Entstanden ist die Idee aus einer früheren Tätigkeit von Purpura beim Unternehmen Verticom, wo er dabei half, Blockchain-Schulungen anzubieten. «Da hatte ich viele Berührungspunkte mit der Technologie und lernte ihre Vorteile, aber auch ihre Macken kennen», so der Gründer und ergänzt: «Die Nähe zur Event-Branche war durch meinen Partner Stefan Grosser gegeben, der ebenfalls bereits bei Verticom dabei war. Er brachte das Know-How und das Netzwerk der Eventbranche ein.»

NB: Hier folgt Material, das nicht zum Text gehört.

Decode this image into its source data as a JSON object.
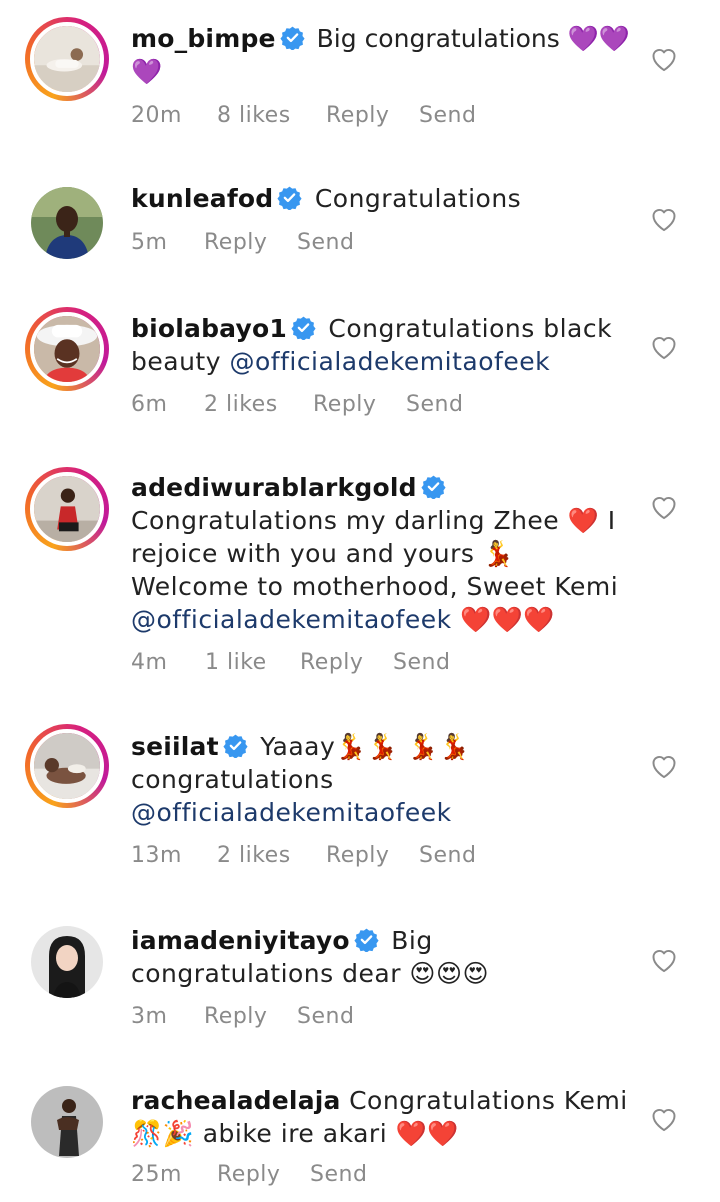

Und dann plötzlich, im Frühsommer 2018, kam Purpura die Idee zu Event Token, was ihn, so Purpura, «tagelang kaum ansprechbar» machte. Das gesamte Konzept wurde dann in wenigen Tagen geschrieben und galt lange als roter Faden des Projekts. Schliesslich wurde die Idee durch einen Innosuisse Workshop respektive Wettbewerb in Fahrt gebracht, an dem Purpura im September 2018 teilnahm und die Jury von Event Token überzeugen konnte. «Von rund 130 Teilnehmern zählten wir zu den 5 Gewinnern, die über den Zeitraum von knapp 3 Monaten mit einem tollen Team und wöchentlichen Treffen mit Experten aus der Industrie am Projekt arbeiten durften», erinnert sich der Gründer.


Nach Abschluss des Workshops war das erforderliche Skillset vorhanden und ein solides Geschäftsmodell inklusive Businessplan lagen bereit zur Umsetzung. So richtig gezündet wurde das Projekt dann aber mit der Gründung im März 2019, die auch den Start der Entwicklung markierte. «Während laufenden Tests und kleineren Testveranstaltungen haben wir die Version 1.0 der Plattform dann schliesslich Ende September fertiggestellt», erinnert sich Purpura. «Die grösste Hürde war tatsächlich, unseren Performanceansprüchen bei der Transaktionsgeschwindigkeit gerecht zu werden und doch alles noch sicher über die Blockchain zu speichern.» Nun befände man sich mindestens auf Augenhöhe mit kontaktlosen Kartenzahlungen, was die Geschwindigkeit angeht. Dazu kämen die weiteren Vorteile der Plattform. Und inzwischen kann Event Token auch bereits einige erfolgreiche Events vorzeigen, darunter etwa das Herofest der Bernexpo. «Natürlich konnten wir daraus auch sehr viel lernen und sind bemüht, unsere Plattform stets zu verbessern», resümiert Purpura.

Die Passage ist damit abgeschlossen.